Hanson also asked, "Why are Americans hesitant, bewildered after the arrival of the Messiah?" without telling us where he heard about
that, either.
Then
Power Line's Scott Whatshisname said, "Victor Davis Hanson asks why so many Americans are depressed," and, without questioning the premise, offered reasons why
he was depressed ("the fellow in the Oval Office who combines infantile leftism and adolescent grandiosity in roughly equal measures," "the mullahs love the weakness and stupidity that President Obama transmits," etc).
Bruce Kesler of
Maggie's Farm also accepted and even confirmed out of his ass the uncorroborated premise ("Both Johnson and Hanson, in effect, point at frustration at both external events and at our own behaviors. They are correct") but insisted he, perhaps alone among men, was not depressed, because "Forty-eight percent did not vote for Obama" and because "Ordinary Americans" -- though depressed -- "are buckling down in their personal affairs and continuing to achieve for themselves, society, and our futures."

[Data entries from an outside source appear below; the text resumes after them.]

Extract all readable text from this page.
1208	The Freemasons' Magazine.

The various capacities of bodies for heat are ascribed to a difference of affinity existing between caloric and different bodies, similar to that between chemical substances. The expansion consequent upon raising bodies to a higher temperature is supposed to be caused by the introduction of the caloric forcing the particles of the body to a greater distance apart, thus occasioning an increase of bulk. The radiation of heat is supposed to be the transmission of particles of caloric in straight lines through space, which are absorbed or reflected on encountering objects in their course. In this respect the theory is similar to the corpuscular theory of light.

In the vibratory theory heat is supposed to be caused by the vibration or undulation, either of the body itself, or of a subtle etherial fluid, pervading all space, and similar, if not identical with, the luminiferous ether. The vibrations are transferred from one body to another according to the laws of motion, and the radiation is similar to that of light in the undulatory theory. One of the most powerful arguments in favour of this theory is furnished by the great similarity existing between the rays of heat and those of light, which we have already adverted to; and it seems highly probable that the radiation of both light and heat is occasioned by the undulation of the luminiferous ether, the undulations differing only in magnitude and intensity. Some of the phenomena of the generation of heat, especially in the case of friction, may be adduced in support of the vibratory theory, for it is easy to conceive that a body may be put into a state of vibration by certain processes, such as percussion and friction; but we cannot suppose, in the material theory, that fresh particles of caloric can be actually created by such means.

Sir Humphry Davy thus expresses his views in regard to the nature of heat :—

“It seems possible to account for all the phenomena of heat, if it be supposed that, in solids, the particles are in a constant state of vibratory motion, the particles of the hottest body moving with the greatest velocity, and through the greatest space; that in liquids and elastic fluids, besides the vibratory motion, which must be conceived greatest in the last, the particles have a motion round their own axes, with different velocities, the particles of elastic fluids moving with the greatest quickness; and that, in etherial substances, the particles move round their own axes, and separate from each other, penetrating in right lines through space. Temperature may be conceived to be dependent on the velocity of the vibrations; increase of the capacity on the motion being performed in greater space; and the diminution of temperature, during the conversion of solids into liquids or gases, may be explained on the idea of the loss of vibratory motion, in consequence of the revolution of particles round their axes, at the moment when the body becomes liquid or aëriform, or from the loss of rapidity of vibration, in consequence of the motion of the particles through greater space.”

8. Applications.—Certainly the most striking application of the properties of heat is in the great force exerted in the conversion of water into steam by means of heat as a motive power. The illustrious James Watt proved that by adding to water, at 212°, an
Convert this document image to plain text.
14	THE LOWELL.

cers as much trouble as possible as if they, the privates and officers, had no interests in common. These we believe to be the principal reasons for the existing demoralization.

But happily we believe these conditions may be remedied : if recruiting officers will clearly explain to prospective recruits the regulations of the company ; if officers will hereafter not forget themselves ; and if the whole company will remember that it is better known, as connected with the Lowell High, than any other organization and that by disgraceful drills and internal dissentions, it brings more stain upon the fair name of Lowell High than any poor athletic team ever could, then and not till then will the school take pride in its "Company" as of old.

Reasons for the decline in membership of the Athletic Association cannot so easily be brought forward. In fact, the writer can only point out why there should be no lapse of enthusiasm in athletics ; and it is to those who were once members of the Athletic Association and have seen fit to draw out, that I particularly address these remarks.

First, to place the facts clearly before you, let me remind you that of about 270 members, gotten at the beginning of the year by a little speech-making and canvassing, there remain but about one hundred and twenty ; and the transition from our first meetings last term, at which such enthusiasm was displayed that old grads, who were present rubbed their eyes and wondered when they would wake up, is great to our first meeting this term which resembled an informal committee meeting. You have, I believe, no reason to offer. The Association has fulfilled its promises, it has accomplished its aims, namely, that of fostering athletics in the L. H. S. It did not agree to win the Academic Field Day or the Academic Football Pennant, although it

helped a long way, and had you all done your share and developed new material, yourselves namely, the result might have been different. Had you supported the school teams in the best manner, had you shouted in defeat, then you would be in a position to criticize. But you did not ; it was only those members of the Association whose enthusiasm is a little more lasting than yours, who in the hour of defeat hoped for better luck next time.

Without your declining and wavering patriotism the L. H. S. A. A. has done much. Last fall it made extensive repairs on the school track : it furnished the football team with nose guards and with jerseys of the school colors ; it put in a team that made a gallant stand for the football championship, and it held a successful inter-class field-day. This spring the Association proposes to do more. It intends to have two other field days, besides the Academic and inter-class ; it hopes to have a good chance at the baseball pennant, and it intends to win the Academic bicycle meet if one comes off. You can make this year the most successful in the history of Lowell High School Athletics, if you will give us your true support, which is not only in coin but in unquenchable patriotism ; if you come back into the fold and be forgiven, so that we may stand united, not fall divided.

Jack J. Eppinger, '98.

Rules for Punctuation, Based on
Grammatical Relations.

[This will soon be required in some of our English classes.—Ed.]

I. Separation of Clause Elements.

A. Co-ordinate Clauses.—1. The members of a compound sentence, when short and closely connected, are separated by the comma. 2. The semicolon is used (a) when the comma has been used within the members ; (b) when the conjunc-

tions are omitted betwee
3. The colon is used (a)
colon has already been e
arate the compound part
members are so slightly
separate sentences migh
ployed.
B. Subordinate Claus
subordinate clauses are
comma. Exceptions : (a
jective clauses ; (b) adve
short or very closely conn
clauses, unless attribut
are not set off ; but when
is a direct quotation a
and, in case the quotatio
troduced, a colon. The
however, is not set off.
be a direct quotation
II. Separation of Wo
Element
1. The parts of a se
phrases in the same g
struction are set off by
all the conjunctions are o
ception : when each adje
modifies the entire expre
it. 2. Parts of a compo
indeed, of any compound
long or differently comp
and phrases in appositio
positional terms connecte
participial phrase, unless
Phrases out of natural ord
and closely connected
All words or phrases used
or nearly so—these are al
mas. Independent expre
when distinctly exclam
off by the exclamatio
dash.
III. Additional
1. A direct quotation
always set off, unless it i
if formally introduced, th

Then the shrinks were brought in.
Dr. Sanity agreed with
someone else's assertion that polls showed Obama's policies are "showing signs of not going over very well" -- one hell of a qualified statement -- and took from this that "it is not only Republicans and conservative Democrats who are utterly aghast, but a large majority of the population." Also, "Those who innocently voted for him are beginning to sicken on the bitterness of their regret and betrayal." Still no numbers, nor even the testimony of an irate cab-driver.

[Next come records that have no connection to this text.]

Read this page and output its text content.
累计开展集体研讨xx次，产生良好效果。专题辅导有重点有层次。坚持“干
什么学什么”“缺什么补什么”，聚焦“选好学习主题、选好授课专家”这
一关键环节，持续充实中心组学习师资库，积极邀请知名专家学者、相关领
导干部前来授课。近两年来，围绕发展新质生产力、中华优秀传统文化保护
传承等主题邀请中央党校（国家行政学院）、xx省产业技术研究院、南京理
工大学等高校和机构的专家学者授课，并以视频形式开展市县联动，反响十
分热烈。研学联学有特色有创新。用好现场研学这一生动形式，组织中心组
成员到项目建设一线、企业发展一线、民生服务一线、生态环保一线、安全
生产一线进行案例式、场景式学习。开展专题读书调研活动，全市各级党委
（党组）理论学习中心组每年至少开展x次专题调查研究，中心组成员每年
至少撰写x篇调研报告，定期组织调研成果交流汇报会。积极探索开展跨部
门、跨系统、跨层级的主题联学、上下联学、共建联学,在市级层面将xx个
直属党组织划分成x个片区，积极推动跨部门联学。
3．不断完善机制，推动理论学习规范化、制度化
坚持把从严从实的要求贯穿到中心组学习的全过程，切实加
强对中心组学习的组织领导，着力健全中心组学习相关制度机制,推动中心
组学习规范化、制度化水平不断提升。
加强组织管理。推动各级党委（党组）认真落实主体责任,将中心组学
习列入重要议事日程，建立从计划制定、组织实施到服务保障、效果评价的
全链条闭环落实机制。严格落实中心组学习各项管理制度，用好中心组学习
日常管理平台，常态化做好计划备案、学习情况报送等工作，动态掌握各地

ShrinkWrapped seconded -- "We now see the spread of despair to the Center and Left" -- and finally offered some anecdotal evidence at least: the demurrers of those tribunes of the common man, Paul Krugman and Thomas P.M. Barnett. (Good ol'
Moe Lane was convinced -- but he wasn't depressed, no sir! He liked his odds in 2010!)
And so on. I can't be absolutely sure where they got it from. Maybe Fox News is still putting out the
Morning Memo. They might have been channeling the March 13
Peggy Noonan WSJ column, in which the Crazy Jesus Lady, as is her wont, saw the face of America in her drinks tray ("People sense something slipping away, a world receding, not only an economic one but a world of old structures...") and even gave credence to the
lunatic ravings of an apocalyptic preacher in support of her vision.
But I can guess at the spirit behind it. These people have been dealt out of the conversation. Day after day they smack their lips and predict the impending downfall of the Democrats. But even if Obama were caught sniffing coke off Bin Laden's ass, they'd still have many hard months left before they could do anything with it. Nor do they have a plan to offer voters they expect to convince except their own moral superiority, tax cuts for the rich, and persecution of homosexuals.
Politics is everything to them, but they don't respond to it like politicians -- they respond like spurned lovers. They have been in stark shock since the November election, and
even then could not admit that they had been rejected by the country they thought was theirs for the pandering.
One day they'll see, they mutter into their tear-stained pillows. And in their exile they comfort one other with stories that America isn't doing so well, she pines, she sighs -- she is depressed.
I had thought there was some kind of strategic meaning to their Tea Parties, but now I suspect they're just pity parties: ways of huddling together to fill their aching void.